Two developers in Michigan believe the law goes too far, forcing landowners to spend time and money safeguarding isolated marshes that may never connect to a flowing river or a lake.

They want the court to narrow the scope of the law, a position backed by a coalition of home builders, farmers and Western water providers, including the Central Arizona Project.

"The court, in our view, needs to set some reasonable limits," said Doug Miller, general counsel for the CAP, manager of Arizona's single largest renewable water supply.

The CAP delivers Colorado River water to Phoenix and Tucson.
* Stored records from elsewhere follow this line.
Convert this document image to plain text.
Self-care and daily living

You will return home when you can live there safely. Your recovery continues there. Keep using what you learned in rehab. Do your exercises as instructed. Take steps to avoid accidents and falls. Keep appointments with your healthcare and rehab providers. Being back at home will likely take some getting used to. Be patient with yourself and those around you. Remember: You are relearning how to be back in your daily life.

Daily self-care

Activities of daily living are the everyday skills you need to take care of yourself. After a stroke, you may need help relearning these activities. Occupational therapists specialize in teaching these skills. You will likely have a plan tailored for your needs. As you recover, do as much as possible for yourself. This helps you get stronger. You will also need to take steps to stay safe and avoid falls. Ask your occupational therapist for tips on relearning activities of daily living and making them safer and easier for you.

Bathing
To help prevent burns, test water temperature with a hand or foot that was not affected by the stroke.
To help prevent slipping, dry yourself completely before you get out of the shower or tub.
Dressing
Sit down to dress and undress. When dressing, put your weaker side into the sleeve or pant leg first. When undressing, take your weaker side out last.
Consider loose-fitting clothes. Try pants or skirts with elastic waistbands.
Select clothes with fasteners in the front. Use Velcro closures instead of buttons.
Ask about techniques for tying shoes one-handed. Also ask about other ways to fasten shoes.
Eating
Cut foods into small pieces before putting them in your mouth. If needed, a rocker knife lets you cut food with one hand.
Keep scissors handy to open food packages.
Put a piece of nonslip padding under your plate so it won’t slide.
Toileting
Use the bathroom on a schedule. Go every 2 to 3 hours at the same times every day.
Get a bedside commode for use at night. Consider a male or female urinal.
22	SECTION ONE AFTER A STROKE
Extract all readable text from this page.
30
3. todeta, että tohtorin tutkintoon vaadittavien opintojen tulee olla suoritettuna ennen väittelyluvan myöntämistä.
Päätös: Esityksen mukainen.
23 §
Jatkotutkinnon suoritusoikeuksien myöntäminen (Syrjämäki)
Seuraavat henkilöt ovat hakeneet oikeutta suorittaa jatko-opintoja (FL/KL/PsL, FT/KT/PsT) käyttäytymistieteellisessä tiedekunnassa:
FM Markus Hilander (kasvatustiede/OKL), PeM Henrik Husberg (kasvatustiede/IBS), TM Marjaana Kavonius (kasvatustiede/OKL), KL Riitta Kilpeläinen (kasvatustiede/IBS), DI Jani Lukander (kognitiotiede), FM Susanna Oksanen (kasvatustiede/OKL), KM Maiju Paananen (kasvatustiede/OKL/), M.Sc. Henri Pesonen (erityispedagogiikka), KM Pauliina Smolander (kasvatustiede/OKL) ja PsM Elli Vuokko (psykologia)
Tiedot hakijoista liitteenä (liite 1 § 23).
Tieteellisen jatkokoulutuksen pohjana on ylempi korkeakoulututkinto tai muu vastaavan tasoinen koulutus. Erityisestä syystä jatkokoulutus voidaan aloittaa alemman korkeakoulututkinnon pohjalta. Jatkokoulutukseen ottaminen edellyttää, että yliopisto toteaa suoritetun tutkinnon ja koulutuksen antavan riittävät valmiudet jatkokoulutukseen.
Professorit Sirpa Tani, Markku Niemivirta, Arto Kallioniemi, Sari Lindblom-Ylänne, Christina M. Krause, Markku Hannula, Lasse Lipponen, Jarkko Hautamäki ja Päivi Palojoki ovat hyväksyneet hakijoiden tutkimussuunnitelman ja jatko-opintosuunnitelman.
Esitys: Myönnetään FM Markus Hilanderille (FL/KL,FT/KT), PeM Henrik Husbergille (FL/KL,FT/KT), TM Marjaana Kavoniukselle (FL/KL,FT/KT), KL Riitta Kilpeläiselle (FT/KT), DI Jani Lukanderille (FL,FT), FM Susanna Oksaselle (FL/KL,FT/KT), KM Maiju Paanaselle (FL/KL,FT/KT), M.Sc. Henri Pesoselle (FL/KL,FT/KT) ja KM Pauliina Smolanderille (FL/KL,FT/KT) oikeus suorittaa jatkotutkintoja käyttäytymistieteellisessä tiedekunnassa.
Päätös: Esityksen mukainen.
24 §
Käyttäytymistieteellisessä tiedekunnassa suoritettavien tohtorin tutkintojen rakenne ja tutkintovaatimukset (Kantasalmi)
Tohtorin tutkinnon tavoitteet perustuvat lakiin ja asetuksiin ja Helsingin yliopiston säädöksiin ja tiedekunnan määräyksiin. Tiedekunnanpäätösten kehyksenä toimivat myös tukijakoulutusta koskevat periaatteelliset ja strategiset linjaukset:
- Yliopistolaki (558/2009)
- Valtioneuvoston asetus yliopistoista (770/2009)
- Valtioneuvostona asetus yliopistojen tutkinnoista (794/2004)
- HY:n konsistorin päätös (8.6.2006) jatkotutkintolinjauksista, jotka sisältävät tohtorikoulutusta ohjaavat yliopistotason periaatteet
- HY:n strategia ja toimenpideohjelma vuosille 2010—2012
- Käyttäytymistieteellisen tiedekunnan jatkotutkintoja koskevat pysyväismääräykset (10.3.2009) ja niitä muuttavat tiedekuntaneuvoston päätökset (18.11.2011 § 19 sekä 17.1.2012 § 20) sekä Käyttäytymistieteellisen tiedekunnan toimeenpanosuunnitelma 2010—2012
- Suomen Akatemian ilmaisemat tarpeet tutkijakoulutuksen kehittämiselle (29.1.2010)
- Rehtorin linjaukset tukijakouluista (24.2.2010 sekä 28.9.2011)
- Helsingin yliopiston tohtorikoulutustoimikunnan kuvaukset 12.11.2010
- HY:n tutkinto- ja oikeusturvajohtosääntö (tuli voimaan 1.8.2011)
The group finds itself at odds with Arizona Attorney General Terry Goddard, who, along with 33 states, wants the law enforced as it has been, with uniform standards that allow states to protect waterways.

The states and environmental groups warn that reversing the law's reach would be like reversing a river's flow.

"Even a 6-year-old can tell you that water flows downhill and if someone is allowed to pollute a small headwaters stream, the folks below are going to know it," said Andrew Fahlund, vice president of protection and restoration for the advocacy group American Rivers.

The court will consider two cases that are similar enough they have been combined into one hearing.

In Rapanos v. the United States, the federal government accused a Michigan developer of filling in 54 acres of wetlands without a clean-water permit.

The Army Corps of Engineers ruled that the wetlands connected to waterways that flow into Lake Huron.